La Lega Nord è pronta ad uscire dall’aula domani quando Letizia Moratti illustrerà la delibera di Bilancio. Questo se il sindaco non darà al più presto una risposta alla richiesta di adottare due ordinanze per rendere obbligatorio il permesso di soggiorno fra i documenti per celebrare i matrimoni e per introdurre un tetto minimo di reddito per gli extracomunitari che vogliano prendere la residenza. Ieri al gazebo di piazza Cairoli, già raccolte 1.500 firme in appoggio. Oggi replica dalle 10 alle 19 con distribuzione di polenta anti-couscous. «Entro domani - spiega il segretario Matteo Salvini - saranno oltre 200 i Comuni che avranno adottato queste ordinanze per la tranquillità dei cittadini. Per questo chiediamo che il maggiore Comune governato dal centrodestra dia una risposta alla nostra richiesta: se ci dicono che ci vogliono una decina di giorni per mettere a punto le ordinanze visto che Milano è più grande va bene, ma il silenzio non è accettabile». La Lega chiede subito una risposta. «Questo è un buon bilancio - rilancia Salvini -, ma per noi la sicurezza è una priorità».

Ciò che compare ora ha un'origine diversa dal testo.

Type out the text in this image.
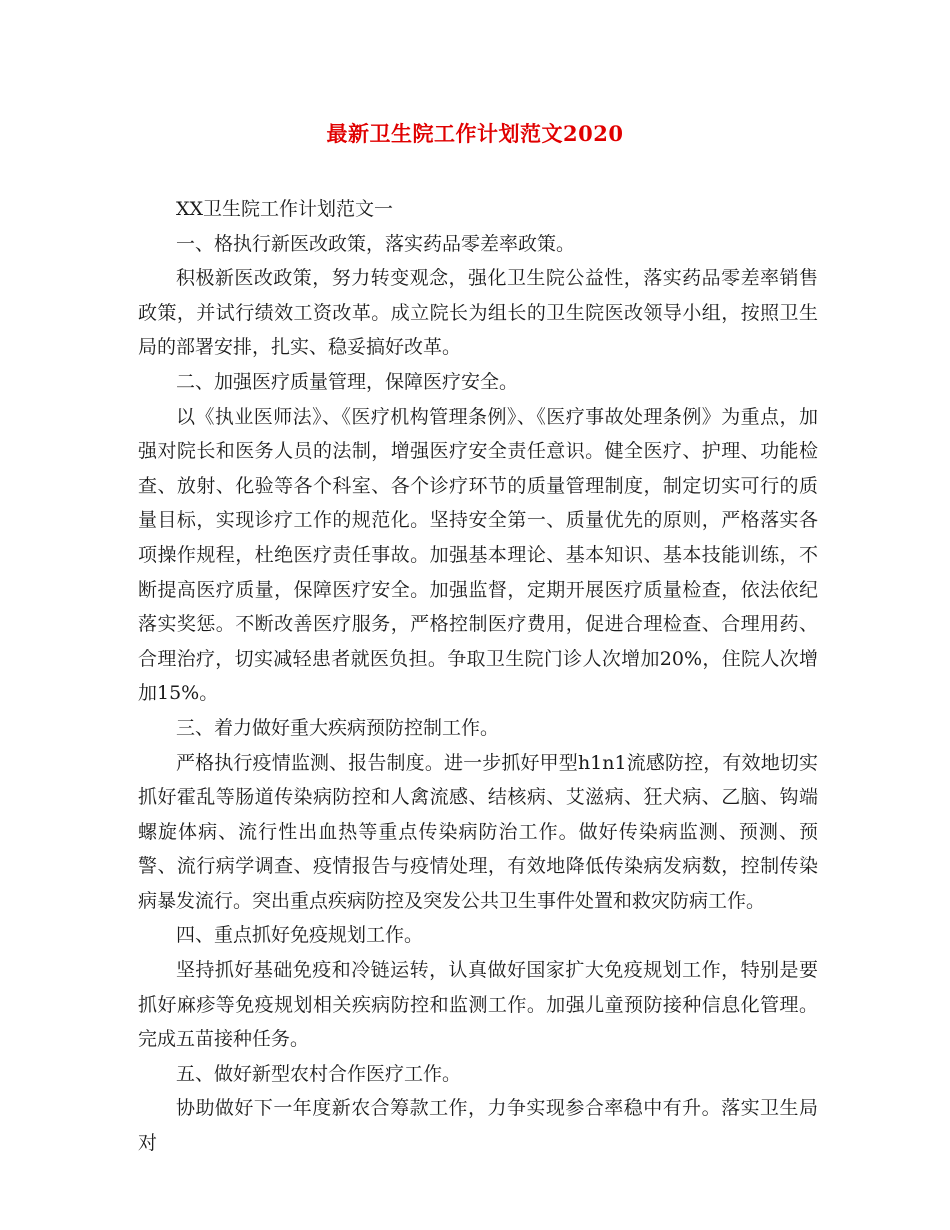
最新卫生院工作计划范文2020

XX卫生院工作计划范文一

一、格执行新医改政策，落实药品零差率政策。

积极新医改政策，努力转变观念，强化卫生院公益性，落实药品零差率销售政策，并试行绩效工资改革。成立院长为组长的卫生院医改领导小组，按照卫生局的部署安排，扎实、稳妥搞好改革。

二、加强医疗质量管理，保障医疗安全。

以《执业医师法》、《医疗机构管理条例》、《医疗事故处理条例》为重点，加强对院长和医务人员的法制，增强医疗安全责任意识。健全医疗、护理、功能检查、放射、化验等各个科室、各个诊疗环节的质量管理制度，制定切实可行的质量目标，实现诊疗工作的规范化。坚持安全第一、质量优先的原则，严格落实各项操作规程，杜绝医疗责任事故。加强基本理论、基本知识、基本技能训练，不断提高医疗质量，保障医疗安全。加强监督，定期开展医疗质量检查，依法依纪落实奖惩。不断改善医疗服务，严格控制医疗费用，促进合理检查、合理用药、合理治疗，切实减轻患者就医负担。争取卫生院门诊人次增加20%，住院人次增加15%。

三、着力做好重大疾病预防控制工作。

严格执行疫情监测、报告制度。进一步抓好甲型h1n1流感防控，有效地切实抓好霍乱等肠道传染病防控和人禽流感、结核病、艾滋病、狂犬病、乙脑、钩端螺旋体病、流行性出血热等重点传染病防治工作。做好传染病监测、预测、预警、流行病学调查、疫情报告与疫情处理，有效地降低传染病发病数，控制传染病暴发流行。突出重点疾病防控及突发公共卫生事件处置和救灾防病工作。

四、重点抓好免疫规划工作。

坚持抓好基础免疫和冷链运转，认真做好国家扩大免疫规划工作，特别是要抓好麻疹等免疫规划相关疾病防控和监测工作。加强儿童预防接种信息化管理。完成五苗接种任务。

五、做好新型农村合作医疗工作。

协助做好下一年度新农合筹款工作，力争实现参合率稳中有升。落实卫生局对
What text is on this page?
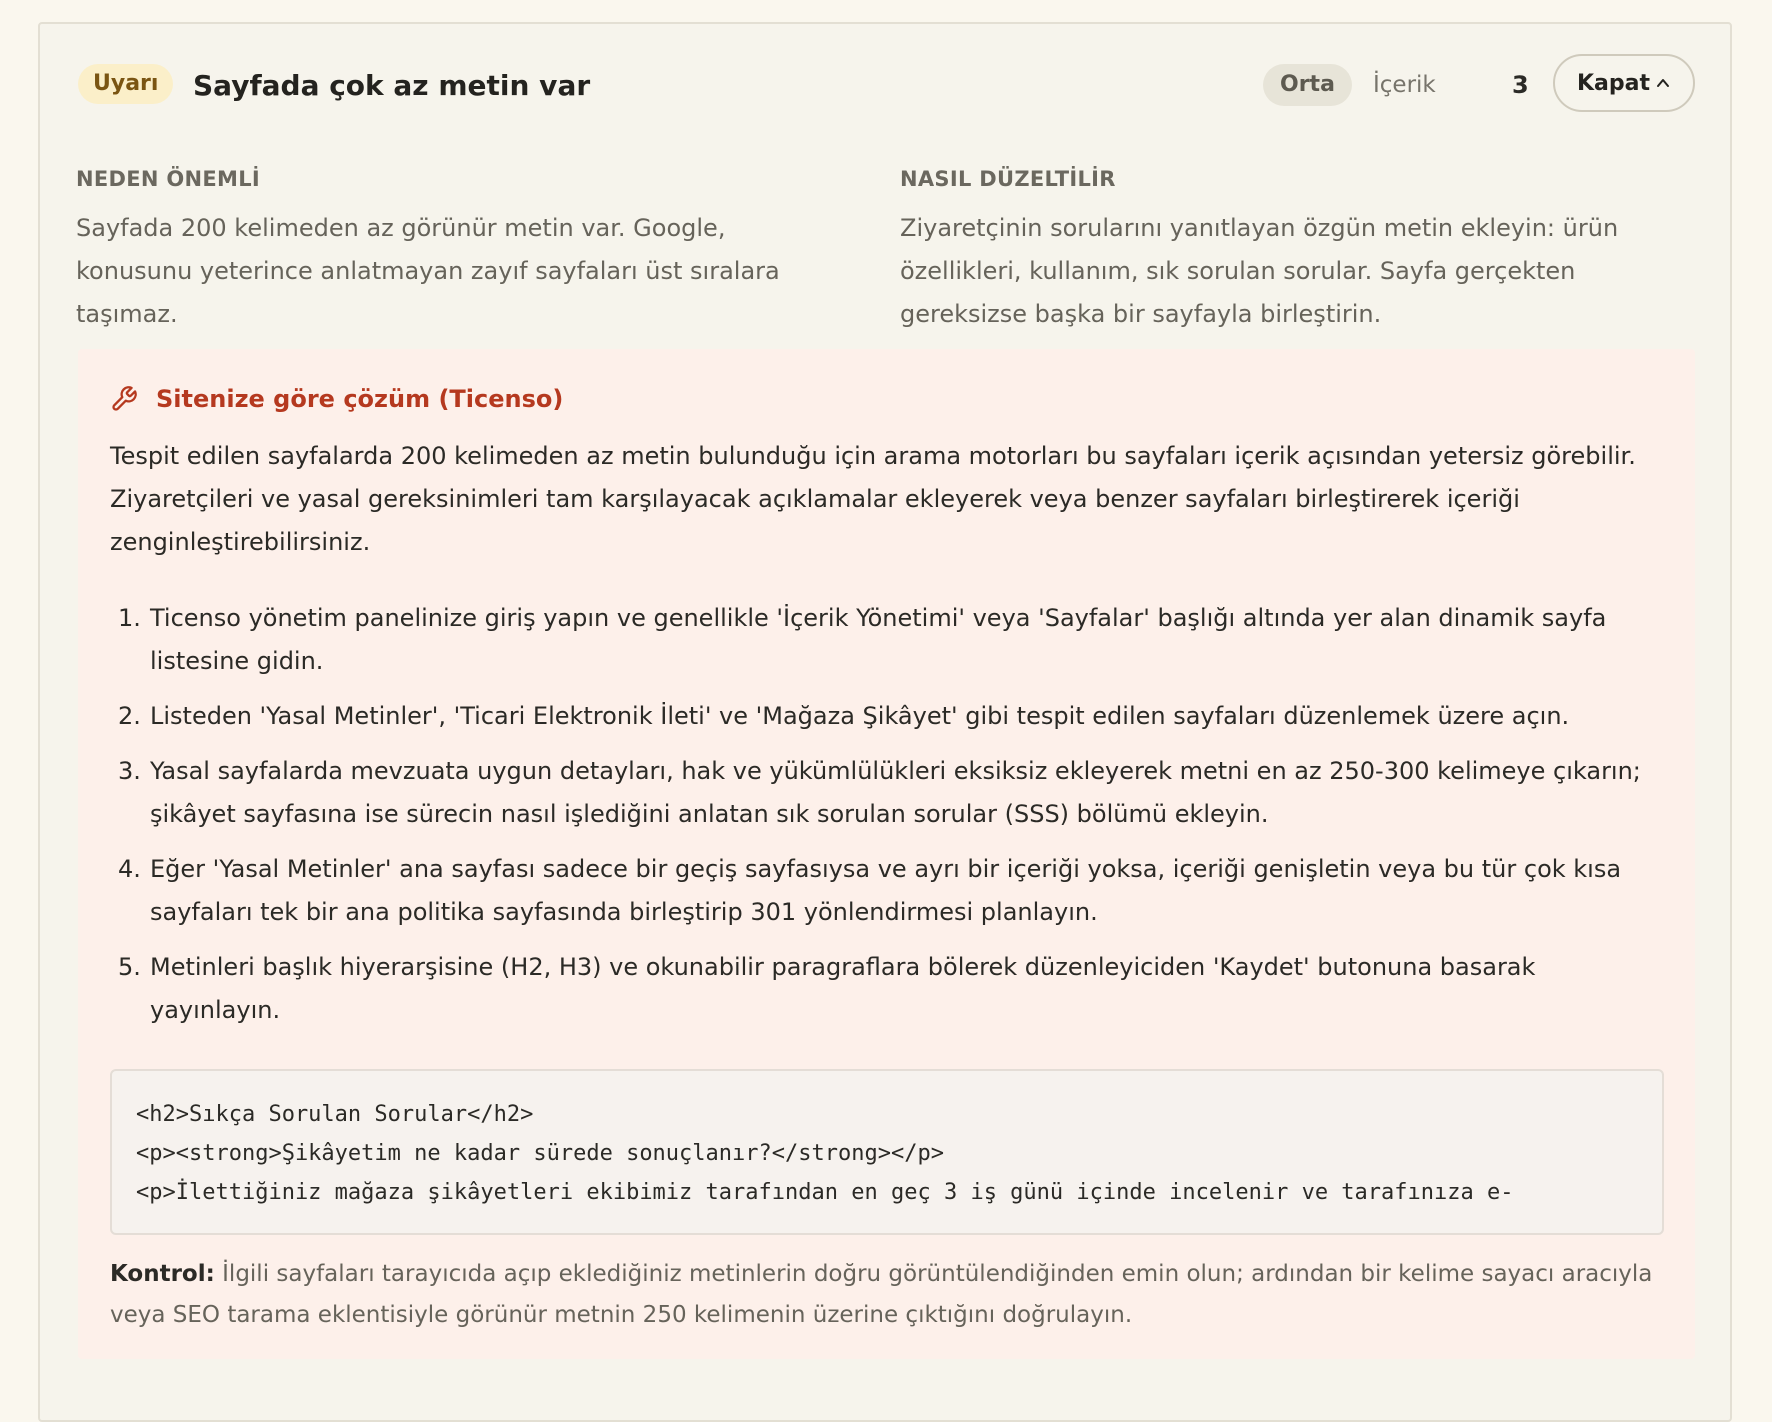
Uyarı	Sayfada çok az metin var	Orta	İçerik	3	Kapat
NEDEN ÖNEMLİ
Sayfada 200 kelimeden az görünür metin var. Google, konusunu yeterince anlatmayan zayıf sayfaları üst sıralara taşımaz.
NASIL DÜZELTİLİR
Ziyaretçinin sorularını yanıtlayan özgün metin ekleyin: ürün özellikleri, kullanım, sık sorulan sorular. Sayfa gerçekten gereksizse başka bir sayfayla birleştirin.
Sitenize göre çözüm (Ticenso)
Tespit edilen sayfalarda 200 kelimeden az metin bulunduğu için arama motorları bu sayfaları içerik açısından yetersiz görebilir. Ziyaretçileri ve yasal gereksinimleri tam karşılayacak açıklamalar ekleyerek veya benzer sayfaları birleştirerek içeriği zenginleştirebilirsiniz.
1. Ticenso yönetim panelinize giriş yapın ve genellikle 'İçerik Yönetimi' veya 'Sayfalar' başlığı altında yer alan dinamik sayfa listesine gidin.
2. Listeden 'Yasal Metinler', 'Ticari Elektronik İleti' ve 'Mağaza Şikâyet' gibi tespit edilen sayfaları düzenlemek üzere açın.
3. Yasal sayfalarda mevzuata uygun detayları, hak ve yükümlülükleri eksiksiz ekleyerek metni en az 250-300 kelimeye çıkarın; şikâyet sayfasına ise sürecin nasıl işlediğini anlatan sık sorulan sorular (SSS) bölümü ekleyin.
4. Eğer 'Yasal Metinler' ana sayfası sadece bir geçiş sayfasıysa ve ayrı bir içeriği yoksa, içeriği genişletin veya bu tür çok kısa sayfaları tek bir ana politika sayfasında birleştirip 301 yönlendirmesi planlayın.
5. Metinleri başlık hiyerarşisine (H2, H3) ve okunabilir paragraflara bölerek düzenleyiciden 'Kaydet' butonuna basarak yayınlayın.
<h2>Sıkça Sorulan Sorular</h2>
<p><strong>Şikâyetim ne kadar sürede sonuçlanır?</strong></p>
<p>İlettiğiniz mağaza şikâyetleri ekibimiz tarafından en geç 3 iş günü içinde incelenir ve tarafınıza e-
Kontrol: İlgili sayfaları tarayıcıda açıp eklediğiniz metinlerin doğru görüntülendiğinden emin olun; ardından bir kelime sayacı aracıyla veya SEO tarama eklentisiyle görünür metnin 250 kelimenin üzerine çıktığını doğrulayın.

Alta tensione, dunque, in vista della manifestazione nazionale per la sicurezza organizzata dal Carroccio per domenica a Milano. Appuntamento che ieri ha raccolto un’altra adesione illustre. «Accolgo l’invito fatto da Umberto Bossi a tutto il centrodestra - assicura il capogruppo alla Camera Ignazio La Russa - e sarò presente in rappresentanza di An al corteo». Siamo solidali, aggiunge La Russa, con l’iniziativa dei sindaci della Lega contro l’immigrazione irregolare che si è tenuta ieri a Bergamo. «Pertanto invito i sindaci di An della Lombardia - spiega - a valutare positivamente l’iniziativa dei colleghi leghisti che si rifiutano di unire in matrimonio i clandestini presenti in Italia. Se è giusto fornire a chiunque, anche ai clandestini, le cure mediche o altri interventi di urgenza in caso di necessità, non si capisce perché chi è illegalmente in Italia, possa impegnare un pubblico ufficiale. Bene dunque il diniego, tenuto conto che questi matrimoni spesso sono fittizi e servono solo per aggirare le leggi».